Dr. Sandy Breazeale began teaching for LU Online in the fall of 2006 with one course, Counseling 504, and has since added Counseling 507 and a course for the counseling of women.
“I have always loved teaching in the classroom,” Breazeale said. “But now I find the same satisfaction teaching online because I approach both venues in basically the same way.”
Breazeale considers it a privilege to be a part of students’ lives, so she “values students first,” and tries to create an atmosphere of warmth and acceptance without compromising academic excellence and spiritual growth. She credits God for engineering circumstances so that she could be part of the online teaching revolution.
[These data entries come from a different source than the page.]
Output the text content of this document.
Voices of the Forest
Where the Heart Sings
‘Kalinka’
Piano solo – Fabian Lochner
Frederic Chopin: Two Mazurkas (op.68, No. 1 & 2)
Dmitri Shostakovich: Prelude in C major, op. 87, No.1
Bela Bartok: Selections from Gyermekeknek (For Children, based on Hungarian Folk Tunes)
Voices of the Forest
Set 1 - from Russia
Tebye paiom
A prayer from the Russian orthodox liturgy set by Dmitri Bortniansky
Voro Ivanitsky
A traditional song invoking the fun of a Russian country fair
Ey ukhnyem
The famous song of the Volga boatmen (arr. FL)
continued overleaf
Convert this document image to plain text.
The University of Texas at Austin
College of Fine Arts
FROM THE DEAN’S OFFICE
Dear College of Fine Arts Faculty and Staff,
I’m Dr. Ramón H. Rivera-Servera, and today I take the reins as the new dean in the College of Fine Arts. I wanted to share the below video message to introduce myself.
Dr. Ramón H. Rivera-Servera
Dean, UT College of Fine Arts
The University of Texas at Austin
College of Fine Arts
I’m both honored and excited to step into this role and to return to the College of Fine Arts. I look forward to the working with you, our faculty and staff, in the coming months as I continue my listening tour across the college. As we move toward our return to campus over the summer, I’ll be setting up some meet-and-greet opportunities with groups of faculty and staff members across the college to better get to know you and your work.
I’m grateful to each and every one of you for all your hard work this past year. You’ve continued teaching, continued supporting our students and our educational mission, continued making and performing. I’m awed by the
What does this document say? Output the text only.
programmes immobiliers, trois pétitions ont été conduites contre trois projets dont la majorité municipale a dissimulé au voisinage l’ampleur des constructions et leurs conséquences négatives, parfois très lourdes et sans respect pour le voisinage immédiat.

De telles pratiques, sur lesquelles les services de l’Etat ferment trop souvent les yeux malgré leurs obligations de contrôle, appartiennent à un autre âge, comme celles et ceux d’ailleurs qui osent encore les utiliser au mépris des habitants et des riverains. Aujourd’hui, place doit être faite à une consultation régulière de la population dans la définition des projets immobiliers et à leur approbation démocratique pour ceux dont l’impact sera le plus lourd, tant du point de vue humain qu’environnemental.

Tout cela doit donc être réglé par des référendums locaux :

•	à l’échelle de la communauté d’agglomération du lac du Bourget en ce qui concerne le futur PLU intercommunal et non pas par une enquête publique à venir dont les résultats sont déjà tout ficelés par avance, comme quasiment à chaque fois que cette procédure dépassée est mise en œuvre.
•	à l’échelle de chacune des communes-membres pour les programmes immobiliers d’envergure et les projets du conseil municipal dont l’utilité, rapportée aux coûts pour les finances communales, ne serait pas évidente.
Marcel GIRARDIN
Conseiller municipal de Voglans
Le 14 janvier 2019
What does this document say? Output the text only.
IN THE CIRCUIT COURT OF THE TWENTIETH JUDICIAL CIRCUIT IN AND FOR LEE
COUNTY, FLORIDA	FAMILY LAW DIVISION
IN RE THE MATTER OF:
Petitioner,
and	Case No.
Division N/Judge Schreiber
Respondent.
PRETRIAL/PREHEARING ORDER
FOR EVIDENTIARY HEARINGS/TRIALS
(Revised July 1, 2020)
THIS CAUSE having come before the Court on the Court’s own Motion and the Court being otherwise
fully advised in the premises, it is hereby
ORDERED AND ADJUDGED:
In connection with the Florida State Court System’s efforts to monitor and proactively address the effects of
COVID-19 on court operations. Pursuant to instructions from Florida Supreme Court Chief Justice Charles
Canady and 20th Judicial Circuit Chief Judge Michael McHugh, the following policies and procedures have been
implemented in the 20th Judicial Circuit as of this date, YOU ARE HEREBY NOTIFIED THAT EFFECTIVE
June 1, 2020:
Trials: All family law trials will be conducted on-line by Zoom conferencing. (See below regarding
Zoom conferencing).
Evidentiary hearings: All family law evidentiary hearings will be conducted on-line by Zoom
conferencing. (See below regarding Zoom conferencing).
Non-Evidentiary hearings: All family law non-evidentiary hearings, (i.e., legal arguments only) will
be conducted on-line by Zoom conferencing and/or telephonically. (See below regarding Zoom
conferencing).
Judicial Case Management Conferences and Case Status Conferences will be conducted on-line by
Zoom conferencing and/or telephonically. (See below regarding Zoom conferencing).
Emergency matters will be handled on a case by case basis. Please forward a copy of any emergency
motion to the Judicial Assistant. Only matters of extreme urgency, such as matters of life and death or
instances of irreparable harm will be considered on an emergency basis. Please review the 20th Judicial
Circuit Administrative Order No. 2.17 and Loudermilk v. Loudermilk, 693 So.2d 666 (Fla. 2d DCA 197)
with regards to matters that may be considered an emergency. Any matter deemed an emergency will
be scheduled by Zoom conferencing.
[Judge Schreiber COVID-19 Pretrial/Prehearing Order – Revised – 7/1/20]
In the mid-’80s Breazeale studied post-master’s counseling and education at George Mason University in Northern Virginia. There she had her first graduate teaching experience in higher education, teaching master’s students counseling theories and group process in theory and lab sections. After completing all her basic course work for her DAED at GMU, she had to abandon the degree program when her husband was transferred to Belgium with the United States Air Force. When he retired in 1989, she started working for the University of South Carolina as an administrator and was dually employed part time teaching undergraduates.
At USC, she began a Ph.D. program in Higher Education Administration while simultaneously completing a Master of Library and Information Science degree with emphasis in online resources and communication in research. Although it was still early in the adoption of online communication, she wrote her dissertation on the social and cultural phenomena of computer-mediated communication. Upon receiving her Ph.D. in 1999, Breazeale was already convinced of the ability to form meaningful social and educational relationships via computer, but not sure how soon it would develop as a credible, mainstream option for higher education.
In 1999, she left USC and founded a private practice in counseling. She also worked as the national intake and screening agent for the International Coaching Federation in the 1990s, giving her additional experience in computer-mediated communication. Breazeale said she is pleased to have the opportunity to begin teaching in higher education again, this time via computer, and hopes to continue for many years to come.